Path: utzoo!mnetor!uunet!mcvax!ukc!its63b!csnjr
From: csnjr@its63b.ed.ac.uk (Nick Rothwell)
Newsgroups: comp.lang.misc
Subject: Concrete Syntax in ML (was: CAML Release 2.5)
Message-ID: <1304@its63b.ed.ac.uk>
Date: 10 May 88 15:01:04 GMT
References: <7756@mcdchg.UUCP>
Reply-To: nick%ed.lfcs@uk.ac.ucl.cs.nss
Organization: LFCS, University of Edinburgh
Lines: 51
Keywords: ML, Yacc, Antiquoting

From article <7756@mcdchg.UUCP>, by mauny@inria.UUCP (Michel Mauny):
> CAML, a functional programmimg language of the ML family developed
> at INRIA, is now available on SUN-3 and VAX11 under Unix BSD 4.2 and 4.3.
> CAML (an acronym for Categorical Abstract Machine Language) is close
> in functionality to Standard ML (although release 2.5 does not have modules
> yet). It differs mostly in its syntax (closer to the syntax of LCF ML), and
> in its ability to manipulate concrete syntaxes through an interface with Yacc.

Actually, we're working on a parser generator interface for Standard ML as
well, complete with antiquotation (concrete syntaxes) and so on. Our system
doesn't rely on yacc syntax, and doesn't generate a parser in source form
(I don't recall how the CAML parser is generated and loaded).
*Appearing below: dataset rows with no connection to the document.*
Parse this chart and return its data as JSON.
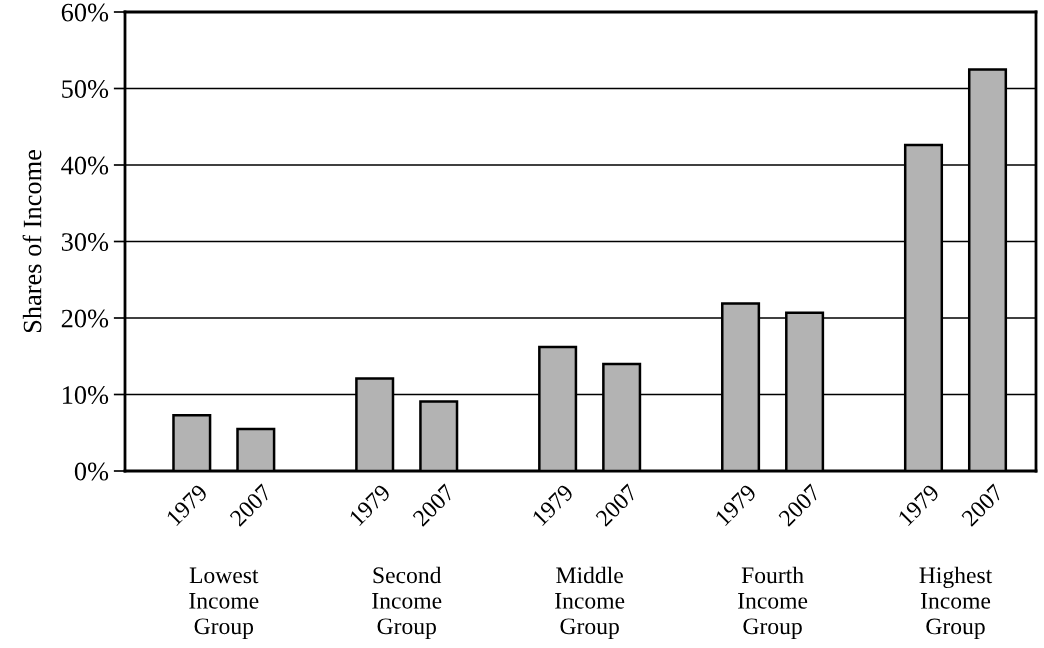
{
  "chart_data": {
    "type": "bar",
    "ylabel": "Shares of Income",
    "categories": [
      "Lowest\nIncome\nGroup",
      "Second\nIncome\nGroup",
      "Middle\nIncome\nGroup",
      "Fourth\nIncome\nGroup",
      "Highest\nIncome\nGroup"
    ],
    "series": [
      {
        "name": "1979",
        "color": "#b3b3b3",
        "values": [
          7.3,
          12.1,
          16.2,
          21.9,
          42.6
        ]
      },
      {
        "name": "2007",
        "color": "#b3b3b3",
        "values": [
          5.5,
          9.1,
          14.0,
          20.7,
          52.5
        ]
      }
    ],
    "ylim": [
      0,
      60
    ],
    "yticks": [
      {
        "value": 0,
        "label": "0%"
      },
      {
        "value": 10,
        "label": "10%"
      },
      {
        "value": 20,
        "label": "20%"
      },
      {
        "value": 30,
        "label": "30%"
      },
      {
        "value": 40,
        "label": "40%"
      },
      {
        "value": 50,
        "label": "50%"
      },
      {
        "value": 60,
        "label": "60%"
      }
    ],
    "grid": "y",
    "legend": false
  }
}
Instead, the
grammar is presented as a data structure (in fact, as an environment with
the various types for terminals, nonterminals and the associated actions),
and the parser generator returns a new environment containing a parsing
function.
   Writing grammars in this way is a little tedious, but the whole idea is
that a simple grammar is written to generate a parser which understands
grammars. Then, full grammars can be bootstrapped into this system by
antiquoting. The strength of the system is that grammars can be quite
flexible, since they are data structures which can be transformed into the
form that a LR parser generator wants. I am (at this very moment) putting the
finishing touches to an interface which lets you specify productions
containing regular expressions. Coupled with the antiquoting mechanism (not
yet implemented) you can say things rather like:

	structure Grammar =
	   struct
	      ...
	      val Gram = << StartSymbol -> Expr
	                    Expr        -> "nil"
	                                 | Expr "::" Expr
	                                 | "[" (Expr / ",")* "]" {Sexy, eh?}
	                                 | ...
	                 >>
	   end

	structure Parser = ParserGen(structure G = Grammar)

	fun parse() = Parser.parse(lexer);

There's a *lot* of polishing still to do, but the basic mechanisms work.

		Nick.
-- 
Nick Rothwell,	Laboratory for Foundations of Computer Science, Edinburgh.
		nick%lfcs.ed.ac.uk@nss.cs.ucl.ac.uk
		!mcvax!ukc!lfcs!nick
~~ ~~ ~~ ~~ ~~ ~~ ~~ ~~ ~~ ~~ ~~ ~~ ~~ ~~ ~~ ~~ ~~ ~~ ~~ ~~ ~~ ~~ ~~ ~~
...while the builders of the cages sleep with bullets, bars and stone,
they do not see your road to freedom that you build with flesh and bone.